Latvala, który w pierwszym rajdzie sezonu 2017 za kierownicą Toyoty stanął na bardzo dobrym drugim miejscu na podium, opowiadał o życiu w Volkswagenie u boku Sebastiena Ogiera, a także porównał je do czasów spędzonych w Fordzie wspólnie z Mikko Hirvonenem.
– Gdy byłem w Fordzie – Latvala wyjaśnia. – Sebastien Loeb całkowicie zdominował nasz sport. Mikko i ja ciężko pracowaliśmy, aby go pokonać, jednak nie byliśmy w stanie zrobić tego na własną rękę. Kiedy przeszedłem do Volkswagena, sprawy wyglądały inaczej. W walce z Sebastienem byłem sam. Kiedy jesteś w zespole z czterokrotnym mistrzem świata, jesteś sam i musisz walczyć przeciwko niemu obierając zupełnie inną filozofię.

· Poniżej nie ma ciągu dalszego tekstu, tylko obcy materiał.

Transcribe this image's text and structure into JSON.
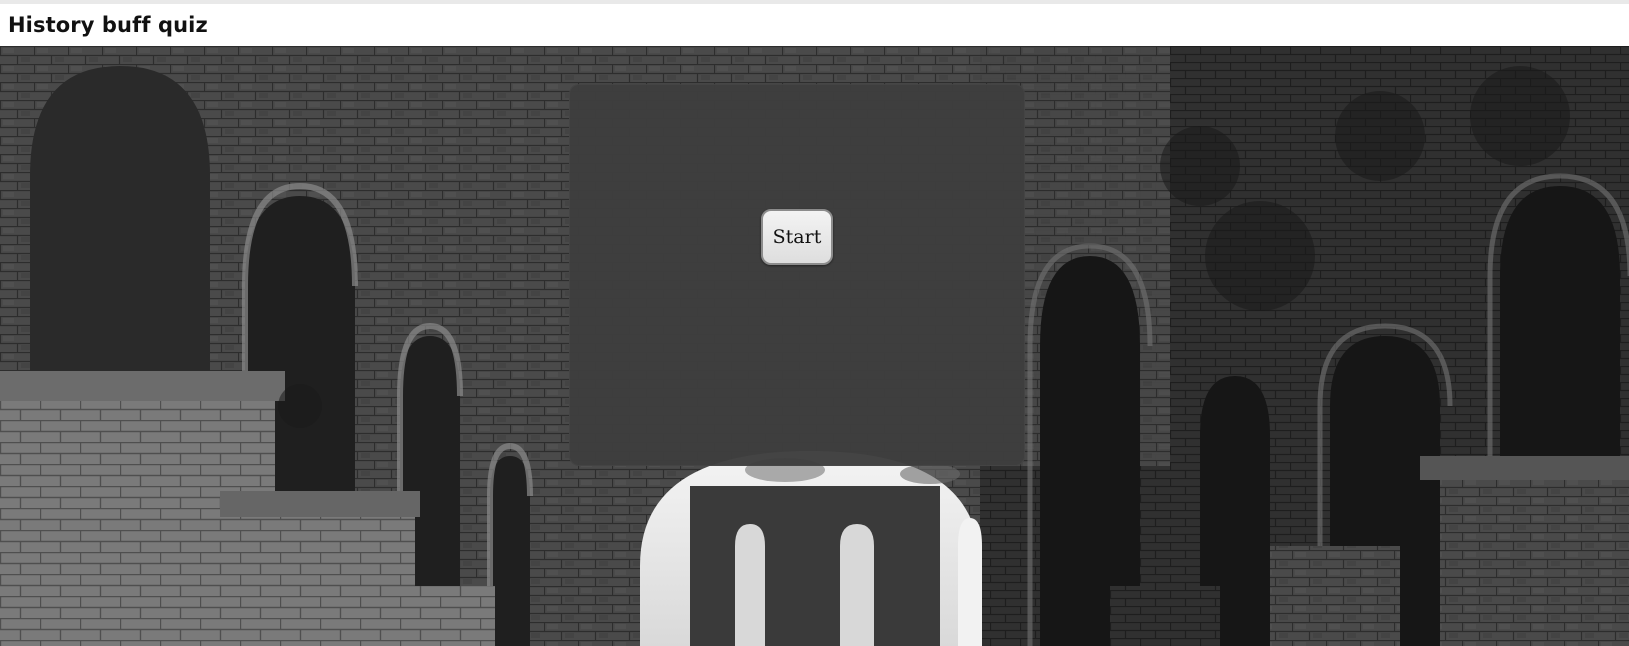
{
  "page": {
    "title": "History buff quiz"
  },
  "quiz": {
    "start_label": "Start"
  },
  "colors": {
    "panel": "#3e3e3e",
    "header": "#ffffff",
    "button": "#ececec"
  }
}
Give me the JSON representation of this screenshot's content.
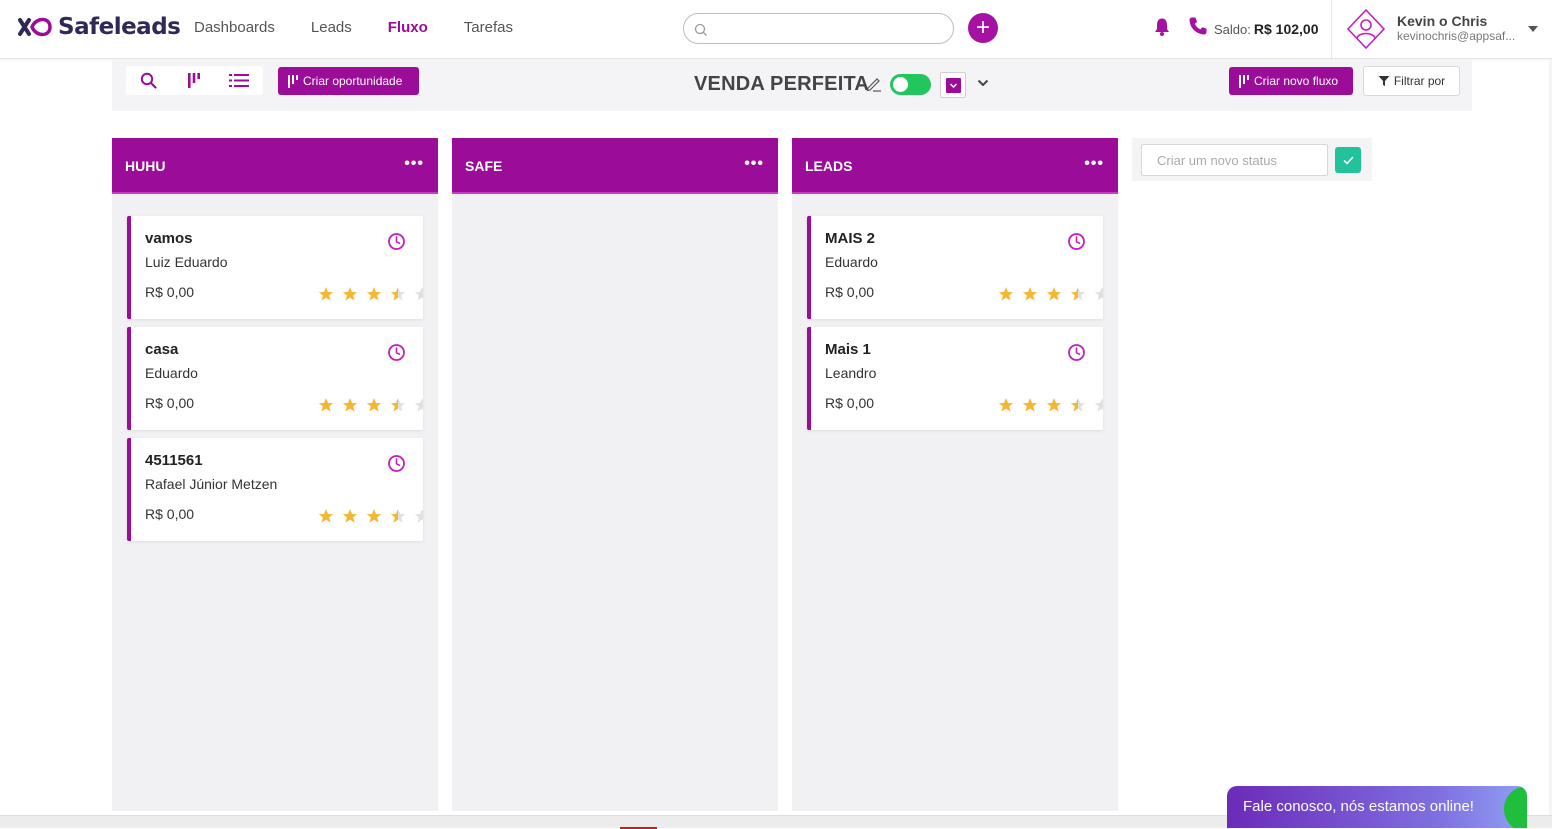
{
  "brand": {
    "name": "Safeleads",
    "accent": "#9b0c98"
  },
  "nav": {
    "items": [
      "Dashboards",
      "Leads",
      "Fluxo",
      "Tarefas"
    ],
    "active": "Fluxo"
  },
  "header": {
    "search_placeholder": "",
    "saldo_label": "Saldo:",
    "saldo_value": "R$ 102,00",
    "user_name": "Kevin o Chris",
    "user_email": "kevinochris@appsaf..."
  },
  "toolbar": {
    "create_opportunity": "Criar oportunidade",
    "flow_title": "VENDA PERFEITA",
    "create_flow": "Criar novo fluxo",
    "filter": "Filtrar por",
    "toggle_on": true
  },
  "columns": [
    {
      "title": "HUHU",
      "menu": "•••",
      "cards": [
        {
          "title": "vamos",
          "contact": "Luiz Eduardo",
          "value": "R$ 0,00",
          "rating": 3.5
        },
        {
          "title": "casa",
          "contact": "Eduardo",
          "value": "R$ 0,00",
          "rating": 3.5
        },
        {
          "title": "4511561",
          "contact": "Rafael Júnior Metzen",
          "value": "R$ 0,00",
          "rating": 3.5
        }
      ]
    },
    {
      "title": "SAFE",
      "menu": "•••",
      "cards": []
    },
    {
      "title": "LEADS",
      "menu": "•••",
      "cards": [
        {
          "title": "MAIS 2",
          "contact": "Eduardo",
          "value": "R$ 0,00",
          "rating": 3.5
        },
        {
          "title": "Mais 1",
          "contact": "Leandro",
          "value": "R$ 0,00",
          "rating": 3.5
        }
      ]
    }
  ],
  "new_status": {
    "placeholder": "Criar um novo status"
  },
  "chat": {
    "label": "Fale conosco, nós estamos online!"
  },
  "icons": {
    "search": "search-icon",
    "kanban": "kanban-icon",
    "list": "list-icon",
    "bell": "bell-icon",
    "phone": "phone-icon",
    "clock": "clock-icon",
    "star": "star-icon",
    "pencil": "pencil-icon",
    "check": "check-icon",
    "filter": "filter-icon"
  },
  "colors": {
    "star": "#f5b731",
    "star_empty": "#e0e0e0",
    "status_ok": "#22c29b",
    "toggle": "#22c55e"
  }
}
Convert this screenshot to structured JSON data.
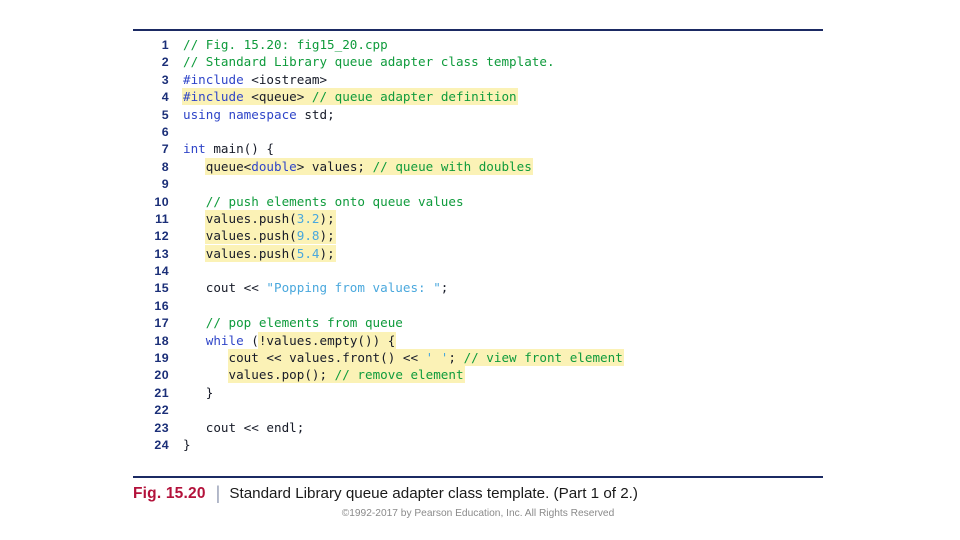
{
  "figure": {
    "label": "Fig. 15.20",
    "divider": "|",
    "caption": "Standard Library queue adapter class template. (Part 1 of 2.)",
    "copyright": "©1992-2017 by Pearson Education, Inc. All Rights Reserved",
    "rule_color": "#1b2a63",
    "label_color": "#b3123b"
  },
  "colors": {
    "comment": "#0f9b3c",
    "keyword": "#2f45c8",
    "preprocessor": "#2f45c8",
    "plain": "#171b28",
    "number": "#4aa8dd",
    "string": "#4aa8dd",
    "highlight": "#fbf2b6",
    "line_number": "#1b2f78"
  },
  "code": {
    "language": "cpp",
    "filename": "fig15_20.cpp",
    "first_line": 1,
    "last_line": 24,
    "lines": [
      {
        "n": "1",
        "text": "// Fig. 15.20: fig15_20.cpp"
      },
      {
        "n": "2",
        "text": "// Standard Library queue adapter class template."
      },
      {
        "n": "3",
        "text": "#include <iostream>"
      },
      {
        "n": "4",
        "text": "#include <queue> // queue adapter definition"
      },
      {
        "n": "5",
        "text": "using namespace std;"
      },
      {
        "n": "6",
        "text": ""
      },
      {
        "n": "7",
        "text": "int main() {"
      },
      {
        "n": "8",
        "text": "   queue<double> values; // queue with doubles"
      },
      {
        "n": "9",
        "text": ""
      },
      {
        "n": "10",
        "text": "   // push elements onto queue values"
      },
      {
        "n": "11",
        "text": "   values.push(3.2);"
      },
      {
        "n": "12",
        "text": "   values.push(9.8);"
      },
      {
        "n": "13",
        "text": "   values.push(5.4);"
      },
      {
        "n": "14",
        "text": ""
      },
      {
        "n": "15",
        "text": "   cout << \"Popping from values: \";"
      },
      {
        "n": "16",
        "text": ""
      },
      {
        "n": "17",
        "text": "   // pop elements from queue"
      },
      {
        "n": "18",
        "text": "   while (!values.empty()) {"
      },
      {
        "n": "19",
        "text": "      cout << values.front() << ' '; // view front element"
      },
      {
        "n": "20",
        "text": "      values.pop(); // remove element"
      },
      {
        "n": "21",
        "text": "   }"
      },
      {
        "n": "22",
        "text": ""
      },
      {
        "n": "23",
        "text": "   cout << endl;"
      },
      {
        "n": "24",
        "text": "}"
      }
    ],
    "highlighted_lines": [
      "4",
      "8",
      "11",
      "12",
      "13",
      "18",
      "19",
      "20"
    ]
  }
}
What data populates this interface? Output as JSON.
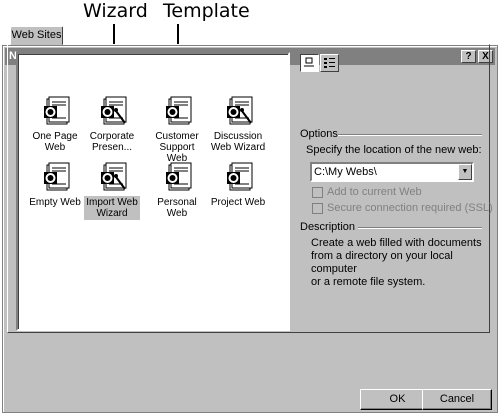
{
  "annotations": {
    "wizard": "Wizard",
    "template": "Template"
  },
  "dialog": {
    "title": "New",
    "help_button": "?",
    "close_button": "X"
  },
  "tab": {
    "label": "Web Sites"
  },
  "items": [
    {
      "label_lines": [
        "One Page",
        "Web"
      ],
      "icon": "web-page-icon"
    },
    {
      "label_lines": [
        "Corporate",
        "Presen..."
      ],
      "icon": "web-wizard-icon"
    },
    {
      "label_lines": [
        "Customer",
        "Support Web"
      ],
      "icon": "web-template-icon"
    },
    {
      "label_lines": [
        "Discussion",
        "Web Wizard"
      ],
      "icon": "web-wizard-icon"
    },
    {
      "label_lines": [
        "Empty Web"
      ],
      "icon": "web-template-icon"
    },
    {
      "label_lines": [
        "Import Web",
        "Wizard"
      ],
      "icon": "web-wizard-icon",
      "selected": true
    },
    {
      "label_lines": [
        "Personal Web"
      ],
      "icon": "web-template-icon"
    },
    {
      "label_lines": [
        "Project Web"
      ],
      "icon": "web-template-icon"
    }
  ],
  "options": {
    "title": "Options",
    "location_label": "Specify the location of the new web:",
    "location_value": "C:\\My Webs\\",
    "add_to_current": "Add to current Web",
    "secure_connection": "Secure connection required (SSL)"
  },
  "description": {
    "title": "Description",
    "lines": [
      "Create a web filled with documents",
      "from a directory on your local computer",
      "or a remote file system."
    ]
  },
  "buttons": {
    "ok": "OK",
    "cancel": "Cancel"
  },
  "colors": {
    "dialog_bg": "#c0c0c0",
    "titlebar": "#808080",
    "selection": "#c0c0c0"
  }
}
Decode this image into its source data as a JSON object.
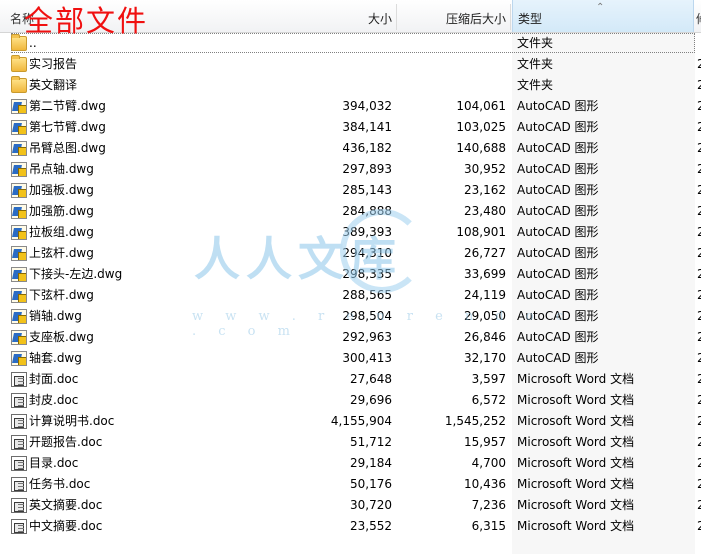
{
  "overlay_title": "全部文件",
  "columns": {
    "name": "名称",
    "size": "大小",
    "packed": "压缩后大小",
    "type": "类型",
    "more": "修"
  },
  "watermark": {
    "text": "人人文库",
    "url": "w w w . r e n r e n d o c . c o m"
  },
  "rows": [
    {
      "icon": "folder",
      "name": "..",
      "size": "",
      "packed": "",
      "type": "文件夹",
      "more": ""
    },
    {
      "icon": "folder",
      "name": "实习报告",
      "size": "",
      "packed": "",
      "type": "文件夹",
      "more": "2"
    },
    {
      "icon": "folder",
      "name": "英文翻译",
      "size": "",
      "packed": "",
      "type": "文件夹",
      "more": "2"
    },
    {
      "icon": "dwg",
      "name": "第二节臂.dwg",
      "size": "394,032",
      "packed": "104,061",
      "type": "AutoCAD 图形",
      "more": "2"
    },
    {
      "icon": "dwg",
      "name": "第七节臂.dwg",
      "size": "384,141",
      "packed": "103,025",
      "type": "AutoCAD 图形",
      "more": "2"
    },
    {
      "icon": "dwg",
      "name": "吊臂总图.dwg",
      "size": "436,182",
      "packed": "140,688",
      "type": "AutoCAD 图形",
      "more": "2"
    },
    {
      "icon": "dwg",
      "name": "吊点轴.dwg",
      "size": "297,893",
      "packed": "30,952",
      "type": "AutoCAD 图形",
      "more": "2"
    },
    {
      "icon": "dwg",
      "name": "加强板.dwg",
      "size": "285,143",
      "packed": "23,162",
      "type": "AutoCAD 图形",
      "more": "2"
    },
    {
      "icon": "dwg",
      "name": "加强筋.dwg",
      "size": "284,888",
      "packed": "23,480",
      "type": "AutoCAD 图形",
      "more": "2"
    },
    {
      "icon": "dwg",
      "name": "拉板组.dwg",
      "size": "389,393",
      "packed": "108,901",
      "type": "AutoCAD 图形",
      "more": "2"
    },
    {
      "icon": "dwg",
      "name": "上弦杆.dwg",
      "size": "294,310",
      "packed": "26,727",
      "type": "AutoCAD 图形",
      "more": "2"
    },
    {
      "icon": "dwg",
      "name": "下接头-左边.dwg",
      "size": "298,335",
      "packed": "33,699",
      "type": "AutoCAD 图形",
      "more": "2"
    },
    {
      "icon": "dwg",
      "name": "下弦杆.dwg",
      "size": "288,565",
      "packed": "24,119",
      "type": "AutoCAD 图形",
      "more": "2"
    },
    {
      "icon": "dwg",
      "name": "销轴.dwg",
      "size": "298,504",
      "packed": "29,050",
      "type": "AutoCAD 图形",
      "more": "2"
    },
    {
      "icon": "dwg",
      "name": "支座板.dwg",
      "size": "292,963",
      "packed": "26,846",
      "type": "AutoCAD 图形",
      "more": "2"
    },
    {
      "icon": "dwg",
      "name": "轴套.dwg",
      "size": "300,413",
      "packed": "32,170",
      "type": "AutoCAD 图形",
      "more": "2"
    },
    {
      "icon": "doc",
      "name": "封面.doc",
      "size": "27,648",
      "packed": "3,597",
      "type": "Microsoft Word 文档",
      "more": "2"
    },
    {
      "icon": "doc",
      "name": "封皮.doc",
      "size": "29,696",
      "packed": "6,572",
      "type": "Microsoft Word 文档",
      "more": "2"
    },
    {
      "icon": "doc",
      "name": "计算说明书.doc",
      "size": "4,155,904",
      "packed": "1,545,252",
      "type": "Microsoft Word 文档",
      "more": "2"
    },
    {
      "icon": "doc",
      "name": "开题报告.doc",
      "size": "51,712",
      "packed": "15,957",
      "type": "Microsoft Word 文档",
      "more": "2"
    },
    {
      "icon": "doc",
      "name": "目录.doc",
      "size": "29,184",
      "packed": "4,700",
      "type": "Microsoft Word 文档",
      "more": "2"
    },
    {
      "icon": "doc",
      "name": "任务书.doc",
      "size": "50,176",
      "packed": "10,436",
      "type": "Microsoft Word 文档",
      "more": "2"
    },
    {
      "icon": "doc",
      "name": "英文摘要.doc",
      "size": "30,720",
      "packed": "7,236",
      "type": "Microsoft Word 文档",
      "more": "2"
    },
    {
      "icon": "doc",
      "name": "中文摘要.doc",
      "size": "23,552",
      "packed": "6,315",
      "type": "Microsoft Word 文档",
      "more": "2"
    }
  ]
}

– Dokładnie takie słowa wypowiedziałem też wczoraj – wyjaśnił.
Latvala przyznał, że teraz, gdy zasiada za kierownicą Toyoty, sprawy wyglądają nieco bardziej tak, jak w Fordzie: – Teraz pracujemy wspólnie z Juho nad tym, by pokonać Ogiera. Jest znów nieco bardziej tak, jak było z Hirvonenem.